Lexus CT 200h(hybrid) review

Lexus CT 200h(hybrid) review

On paper, the CT 200h was a stroke of genius from Lexus. When it launched in 2011, sister brand Toyota was already enjoying huge success with the hybrid Prius. However, while that car was popular, it wasn’t especially luxurious.

The premium brand’s answer was to take the Prius’ petrol/electric running gear and put it into a bespoke body that mixed luxury with sharper looks – and the CT 200h was born.

Sadly, the execution wasn’t as good as the concept, with the driving experience and interior quality not to the level we hoped for.
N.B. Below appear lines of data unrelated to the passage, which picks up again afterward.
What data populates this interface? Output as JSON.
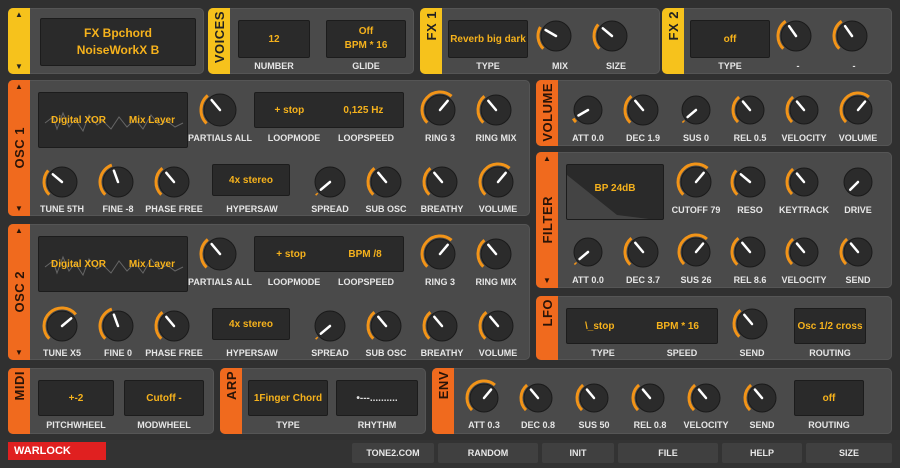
{
  "preset": {
    "line1": "FX Bpchord",
    "line2": "NoiseWorkX B"
  },
  "voices": {
    "title": "VOICES",
    "number": "12",
    "glide_top": "Off",
    "glide_bottom": "BPM * 16",
    "number_label": "NUMBER",
    "glide_label": "GLIDE"
  },
  "fx1": {
    "title": "FX 1",
    "type": "Reverb big dark",
    "type_label": "TYPE",
    "mix_label": "MIX",
    "size_label": "SIZE"
  },
  "fx2": {
    "title": "FX 2",
    "type": "off",
    "type_label": "TYPE",
    "k1_label": "-",
    "k2_label": "-"
  },
  "osc1": {
    "title": "OSC 1",
    "wave_left": "Digital XOR",
    "wave_right": "Mix Layer",
    "partials": "PARTIALS ALL",
    "loopmode": "+ stop",
    "loopspeed": "0,125 Hz",
    "loopmode_label": "LOOPMODE",
    "loopspeed_label": "LOOPSPEED",
    "ring": "RING 3",
    "ringmix": "RING MIX",
    "tune": "TUNE 5TH",
    "fine": "FINE -8",
    "phase": "PHASE FREE",
    "hypersaw": "4x stereo",
    "hypersaw_label": "HYPERSAW",
    "spread": "SPREAD",
    "subosc": "SUB OSC",
    "breathy": "BREATHY",
    "volume": "VOLUME"
  },
  "osc2": {
    "title": "OSC 2",
    "wave_left": "Digital XOR",
    "wave_right": "Mix Layer",
    "partials": "PARTIALS ALL",
    "loopmode": "+ stop",
    "loopspeed": "BPM /8",
    "loopmode_label": "LOOPMODE",
    "loopspeed_label": "LOOPSPEED",
    "ring": "RING 3",
    "ringmix": "RING MIX",
    "tune": "TUNE X5",
    "fine": "FINE 0",
    "phase": "PHASE FREE",
    "hypersaw": "4x stereo",
    "hypersaw_label": "HYPERSAW",
    "spread": "SPREAD",
    "subosc": "SUB OSC",
    "breathy": "BREATHY",
    "volume": "VOLUME"
  },
  "volume": {
    "title": "VOLUME",
    "att": "ATT 0.0",
    "dec": "DEC 1.9",
    "sus": "SUS 0",
    "rel": "REL 0.5",
    "velocity": "VELOCITY",
    "volume": "VOLUME"
  },
  "filter": {
    "title": "FILTER",
    "type": "BP 24dB",
    "cutoff": "CUTOFF 79",
    "reso": "RESO",
    "keytrack": "KEYTRACK",
    "drive": "DRIVE",
    "att": "ATT 0.0",
    "dec": "DEC 3.7",
    "sus": "SUS 26",
    "rel": "REL 8.6",
    "velocity": "VELOCITY",
    "send": "SEND"
  },
  "lfo": {
    "title": "LFO",
    "wave": "\\_stop",
    "speed_val": "BPM * 16",
    "type_label": "TYPE",
    "speed_label": "SPEED",
    "send_label": "SEND",
    "routing": "Osc 1/2 cross",
    "routing_label": "ROUTING"
  },
  "midi": {
    "title": "MIDI",
    "pitch": "+-2",
    "mod": "Cutoff -",
    "pitch_label": "PITCHWHEEL",
    "mod_label": "MODWHEEL"
  },
  "arp": {
    "title": "ARP",
    "type": "1Finger Chord",
    "rhythm": "•---..........",
    "type_label": "TYPE",
    "rhythm_label": "RHYTHM"
  },
  "env": {
    "title": "ENV",
    "att": "ATT 0.3",
    "dec": "DEC 0.8",
    "sus": "SUS 50",
    "rel": "REL 0.8",
    "velocity": "VELOCITY",
    "send": "SEND",
    "routing": "off",
    "routing_label": "ROUTING"
  },
  "bottom": {
    "brand": "WARLOCK",
    "site": "TONE2.COM",
    "random": "RANDOM",
    "init": "INIT",
    "file": "FILE",
    "help": "HELP",
    "size": "SIZE"
  },
  "colors": {
    "accent_yellow": "#f6c21c",
    "accent_orange": "#f06a1e",
    "lcd_text": "#f6b21c",
    "brand_red": "#e02020"
  }
}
Upgrades have made the CT more of a contender, though, so while it’s no class leader, it still makes a great ubuy.

Lexus CT 200h 

The CT 200h arrived in  in February 2011. There was a choice of three trim levels (SE-I, SE-L and SE-L Premier) with the racier and more plush F-Sport appearing in January 2012. A year later, the high-value Advance was launched, along with the entry-level S. The trim hierarchy was revamped as well (now SE, Luxury and Premier).
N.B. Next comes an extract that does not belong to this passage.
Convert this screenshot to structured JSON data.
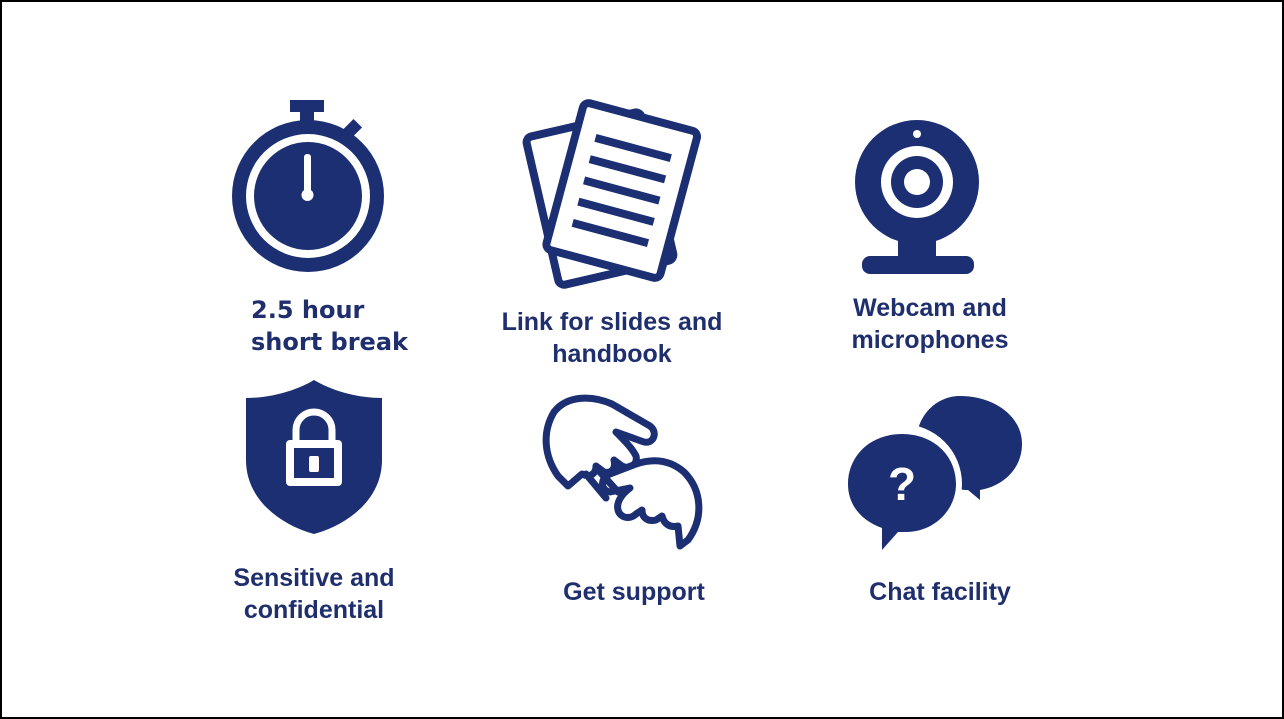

A facelifted CT 200h was introduced in March 2014 with styling changes, a revised chassis (for an improved ride) and extra standard equipment, plus lower prices.

The high-spec Advance Plus from spring 2015 brought sat-nav, metallic paint and a sunroof. 

Which one should I buy?

There’s very little to separate the various CT 200h models apart from trim level, as they’re all the same mechanically. That means a 1.8-litre petrol engine backed up by an electric motor to give 134bhp, with all cars featuring a CVT automatic gearbox.

Alternatives to the Lexus CT200h

Until the arrival of the Volkswagen Golf GTE at the end of 2014, the CT had the hybrid luxury hatch market almost to itself. Just weeks after the Golf went on sale, it was joined by the Audi A3 e-tron Sportback.

The Citroen DS5 hybrid is stylish and well equipped, and it’s also unique in this group in that it has a diesel/electric powertrain. 

What to look for:

Fuel economy

The CT’s official fuel economy figure is 68.9mpg. Some owners have got close to this when trying, but expect 50-55mpg in everyday driving. 


Because the CT is so quiet on the move, every minor noise in the cabin is noticeable, such as rattles from the cup-holders. 


A lot of CT owners aren’t very impressed with the performance of the standard-fit stereo systems. Even the upgrades can be underwhelming. 

Spare wheel

As with many modern cars, instead of a spare wheel of any kind, there’s a tyre mobility kit. Some overseas-market models get a space saver, though. 


There are lots of toys and the build quality is good, while the seats are among the comfiest in any car of this size. Cabin space is good and the boot is roomy, even though it has to accommodate the hybrid powertrain – there’s 375 litres with the seats up, or 985 litres when they’re folded.